キャリア中断の効用

 

日本のビジネスパーソンのキャリア(職業経歴)は画一的で、世界的に特殊でだと言われてきた。ところが、近年、多様化するとともに、アメリカなど諸外国に近づいている。

 

かつて日本では、3月に学校を卒業して同年4月1日に会社に入り、定年まで勤め続けることが多かった。私の父も義理の父もそうだった。ところが、近年は、パートなど非正規労働が増加し、キャリアがどんどん多様化している。また転職や早期退職が一般化するなど、流動化している。

 

一方、昔から諸外国と大きく違って、今日まで変っていないのが、キャリアの中断だ。

 

アメリカなど先進国のビジネスパーソンは、5年働いたら退職し、いったん仕事を離れて、1年経ったらまた別の会社で働き始める、ということをよくする。キャリアを中断している間は、留学したり、諸国を漫遊したり、ボランティアをしたり、と色々な過ごし方をする。

 

日本のビジネスパーソンは、女性が出産・子育てのために退職あるいは長期休暇を取得する場合を除いて、キャリアを中断することはまれだ。そもそもあまり頻繁に会社を辞めないし、辞めても間を置かずにすぐ次の会社で働き始める。

 

日本では、キャリアの中断は絶対的に悪いこと、何が何でも回避するべきことだとされている。ネットで「キャリアの中断」と検索すると、出産・育児の悩み相談サイトが上位にリストアップされ、「職場に復帰しにくい」「昇格・昇給で不利になる」「出産を諦めるべき?」といった悲痛な声があふれている。また、海外留学は代表的なキャリアの中断であるが、近年「留学でキャリアを中断したくない」という企業・従業員の要望に対応し、夜間大学院が次々と設置され、逆に海外留学者は激減している。

 

たしかに、キャリアの中断には不利益があるのは事実だ。中断の間は収入がなくなるし、技術の変化が激しい業界では、長期間仕事を離れると、復帰したら浦島太郎状態になってしまう。

 

もう一つ、日本固有の問題として、キャリアの中断によって昇格・昇給で不利になるという現実がある。多くの日本企業は職能資格制度を採用しており、能力を評価して昇格・昇給を決める仕組みなのだが、勤続によって能力が上がるという大前提があり、キャリアを中断すると同期入社に遅れを取ってしまう。
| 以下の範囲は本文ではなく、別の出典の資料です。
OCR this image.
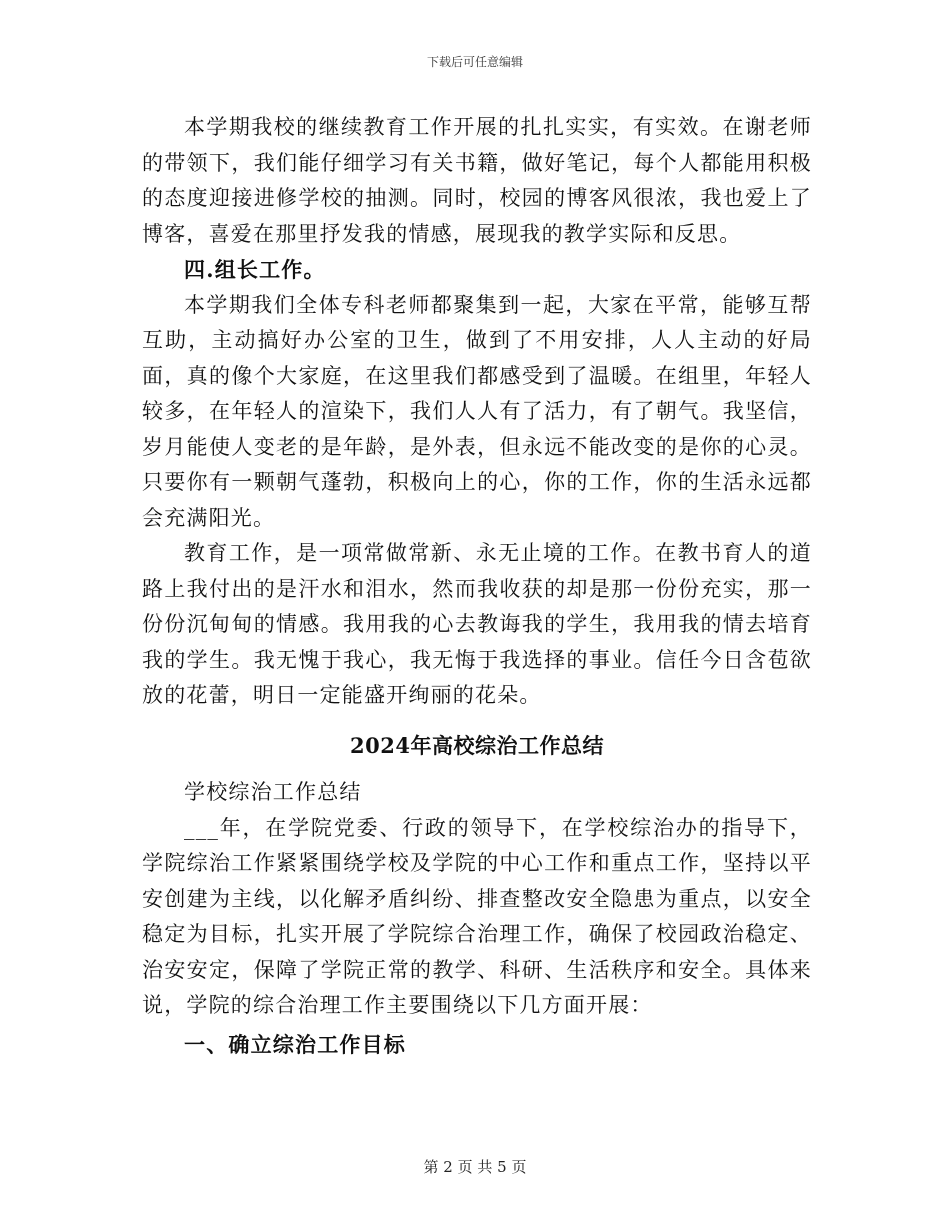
下载后可任意编辑

本学期我校的继续教育工作开展的扎扎实实，有实效。在谢老师的带领下，我们能仔细学习有关书籍，做好笔记，每个人都能用积极的态度迎接进修学校的抽测。同时，校园的博客风很浓，我也爱上了博客，喜爱在那里抒发我的情感，展现我的教学实际和反思。

四.组长工作。

本学期我们全体专科老师都聚集到一起，大家在平常，能够互帮互助，主动搞好办公室的卫生，做到了不用安排，人人主动的好局面，真的像个大家庭，在这里我们都感受到了温暖。在组里，年轻人较多，在年轻人的渲染下，我们人人有了活力，有了朝气。我坚信，岁月能使人变老的是年龄，是外表，但永远不能改变的是你的心灵。只要你有一颗朝气蓬勃，积极向上的心，你的工作，你的生活永远都会充满阳光。

教育工作，是一项常做常新、永无止境的工作。在教书育人的道路上我付出的是汗水和泪水，然而我收获的却是那一份份充实，那一份份沉甸甸的情感。我用我的心去教诲我的学生，我用我的情去培育我的学生。我无愧于我心，我无悔于我选择的事业。信任今日含苞欲放的花蕾，明日一定能盛开绚丽的花朵。

2024年高校综治工作总结

学校综治工作总结

___年，在学院党委、行政的领导下，在学校综治办的指导下，学院综治工作紧紧围绕学校及学院的中心工作和重点工作，坚持以平安创建为主线，以化解矛盾纠纷、排查整改安全隐患为重点，以安全稳定为目标，扎实开展了学院综合治理工作，确保了校园政治稳定、治安安定，保障了学院正常的教学、科研、生活秩序和安全。具体来说，学院的综合治理工作主要围绕以下几方面开展：

一、确立综治工作目标

第 2 页 共 5 页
いわゆる年功序列だ。また、退職金の計算でも勤続年数が用いられており、休職すると退職金支給額が目減りする。

 

しかし、(日本ではまったく注目されていないが)キャリアの中断には大きなメリットがある。それは、ビジネスパーソンの職業能力が向上することだ。MBA留学のようにビジネスを学ぶ場合はもちろん、ボランティアや田舎暮らしをすることでも、大いにプラスになる。

 

職業能力と言うと、翻訳・会計処理・プログラミングといった実務スキルを想起するが、こうした業務は早晩ロボット・AIが人間に取って代わる。その状況でビジネスパーソンに要求されるのは、問題を発見したり、アジェンダを設定したり、イノベーションを生み出したりすることで、そのために不可欠なのが、他人と違った視点、広い視野、発想の転換だ。

 

こうした能力は、同じ会社で同じ仕事を繰り返していては、なかなか身に付かない。キャリアを中断して多彩な体験をすること、色々な人と会うこと、外からビジネスを見ること、そして自分自身を見つめ直すことが、極めて有効だ。

 

現状では、女性や伝統企業に所属する従業員にとって、キャリアの中断はマイナスがあまりにも大きい。しかし、今後のビジネスの変化を考えると、気軽にキャリアを中断して職業能力を伸ばせるよう、キャリアの中断を阻んでいる職能資格制度や退職金制度を見直して行くべきではないだろうか。